No matter how many times you walk up and down the aisles of bottles at your local wine shop, there always seems to be a new variety you've never heard of. A large world of wonderful red wines exists beyond the standard Cabernet Sauvignons, Pinot Noirs, and Malbecs, and you're missing out if you don't venture outside of them. But we understand that breaking into wine connoisseur culture can be intimidating, and we're here to help, one wine at a time. 

If you've come across Beaujolais in the reds section and wondered how to pair it, or picked up a bottle and found to your horror that it smells like a candy shop, you're not alone. But don't fear, this red wine varietal is deceptively accessible and easy to enjoy. We've got the answers when it comes to what this wine tastes like, how to enjoy it, and why it has that curious moscato smell. 
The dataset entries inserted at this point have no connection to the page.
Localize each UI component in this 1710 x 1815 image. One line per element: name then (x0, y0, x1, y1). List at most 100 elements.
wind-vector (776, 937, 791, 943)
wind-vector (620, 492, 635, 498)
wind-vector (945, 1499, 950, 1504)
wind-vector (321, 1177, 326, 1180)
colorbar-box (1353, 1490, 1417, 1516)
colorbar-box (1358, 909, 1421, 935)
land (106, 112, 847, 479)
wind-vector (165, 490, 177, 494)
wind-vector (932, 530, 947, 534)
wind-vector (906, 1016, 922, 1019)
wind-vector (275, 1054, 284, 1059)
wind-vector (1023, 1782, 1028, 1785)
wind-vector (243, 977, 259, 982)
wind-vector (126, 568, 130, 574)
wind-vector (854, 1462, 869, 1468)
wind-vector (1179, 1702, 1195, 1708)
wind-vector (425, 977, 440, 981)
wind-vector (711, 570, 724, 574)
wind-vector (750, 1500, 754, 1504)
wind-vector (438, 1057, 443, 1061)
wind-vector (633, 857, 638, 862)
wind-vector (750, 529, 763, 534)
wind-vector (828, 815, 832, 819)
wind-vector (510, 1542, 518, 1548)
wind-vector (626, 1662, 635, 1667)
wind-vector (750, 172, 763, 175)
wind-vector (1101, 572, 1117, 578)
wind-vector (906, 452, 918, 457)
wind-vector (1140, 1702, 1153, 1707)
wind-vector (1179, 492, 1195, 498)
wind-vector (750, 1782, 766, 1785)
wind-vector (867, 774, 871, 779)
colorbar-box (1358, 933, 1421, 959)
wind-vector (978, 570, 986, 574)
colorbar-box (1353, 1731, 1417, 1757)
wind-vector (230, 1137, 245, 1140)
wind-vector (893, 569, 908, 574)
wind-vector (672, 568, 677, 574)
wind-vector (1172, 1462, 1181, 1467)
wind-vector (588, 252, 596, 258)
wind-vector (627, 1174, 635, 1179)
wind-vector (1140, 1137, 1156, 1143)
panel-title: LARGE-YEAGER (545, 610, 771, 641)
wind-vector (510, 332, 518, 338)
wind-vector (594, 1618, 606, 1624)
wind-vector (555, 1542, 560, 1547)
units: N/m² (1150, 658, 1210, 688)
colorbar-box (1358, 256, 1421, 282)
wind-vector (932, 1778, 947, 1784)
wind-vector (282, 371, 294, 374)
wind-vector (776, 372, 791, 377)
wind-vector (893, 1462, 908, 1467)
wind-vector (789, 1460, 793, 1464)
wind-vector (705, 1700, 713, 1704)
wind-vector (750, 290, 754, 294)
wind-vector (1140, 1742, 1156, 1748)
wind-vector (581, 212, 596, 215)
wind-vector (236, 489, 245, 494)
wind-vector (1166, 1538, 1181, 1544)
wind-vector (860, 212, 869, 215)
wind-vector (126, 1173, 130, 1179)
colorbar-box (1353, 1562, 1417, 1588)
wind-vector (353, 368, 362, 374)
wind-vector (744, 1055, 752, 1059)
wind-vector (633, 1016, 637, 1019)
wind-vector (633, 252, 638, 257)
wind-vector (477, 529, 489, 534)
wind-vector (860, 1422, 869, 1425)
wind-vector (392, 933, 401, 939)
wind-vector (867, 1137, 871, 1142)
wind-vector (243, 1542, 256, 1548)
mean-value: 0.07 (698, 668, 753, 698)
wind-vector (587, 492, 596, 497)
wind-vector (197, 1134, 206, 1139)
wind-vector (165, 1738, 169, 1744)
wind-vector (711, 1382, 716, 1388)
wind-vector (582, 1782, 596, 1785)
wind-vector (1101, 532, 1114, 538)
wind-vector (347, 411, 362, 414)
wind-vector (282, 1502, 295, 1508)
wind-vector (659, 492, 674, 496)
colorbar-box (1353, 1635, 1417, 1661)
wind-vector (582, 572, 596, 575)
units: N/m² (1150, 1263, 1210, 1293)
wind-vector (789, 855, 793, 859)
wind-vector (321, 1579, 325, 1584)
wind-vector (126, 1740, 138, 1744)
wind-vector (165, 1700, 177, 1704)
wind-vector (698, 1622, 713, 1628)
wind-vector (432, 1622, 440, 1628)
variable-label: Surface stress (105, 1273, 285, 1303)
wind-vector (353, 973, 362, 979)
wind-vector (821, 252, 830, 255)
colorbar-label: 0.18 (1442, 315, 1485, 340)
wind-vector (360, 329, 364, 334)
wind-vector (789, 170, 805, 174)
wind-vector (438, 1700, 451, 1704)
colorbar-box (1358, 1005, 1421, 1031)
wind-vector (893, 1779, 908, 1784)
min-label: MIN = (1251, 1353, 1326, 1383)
Why does Beaujolais smell like bananas?

If you show up to a party with a bottle of Beaujolais, folks may be put off by the super sweet, almost cloying notes that come from this light red wine. Common observations of the smell include bananas and bubblegum. But in the case of Beaujolais, the taste does not match up with the scent, and this delicate variety is nowhere near a dessert wine.  

According to Wine Folly, Beaujolais has primarily sweet notes of raspberry, tart cherry, and cranberry, but it also has more savory undertones like mushroom, forest floor, and smoke, so the ultra-sweet smell may be a shock to the system. It's due to a unique winemaking process called carbonic maceration (via Vine Pair). This technique is used on light red wines to emphasize the fruitiness of the grape and reduce tannins, which can result in a powerfully saccharine smell, but can still produce a highly drinkable, well-rounded tasting wine. 

What does Beaujolais pair with?

If you're looking for another, more mainstream wine to compare Beaujolais to, Pinot Noir is a close comparison, says The Gourmet Shop. Pinot Noirs are known for their deeply earthy yet fruity flavors. Wine Enthusiast observes that Pinot Noirs have notes of cherry, raspberry, mushroom, and forest floor. Sound familiar? Similar notes are found in the Beaujolais. So if your go-to is a Pinot Noir or other light bodied red and you're looking to branch out, the Beaujolais is a great choice. 

Thanks to its uniquely fruity yet earthy taste, Beaujolais is very easy to pair with food. Matching Food and Wine recommends sipping it with patés, brie, ham, turkey, fish, duck, and vegetarian dishes. If that seems like a lot of variety, it's because it is. So when in doubt for picking a wine for your next dinner party, consider a bottle of Beaujolais, no matter what is on the menu.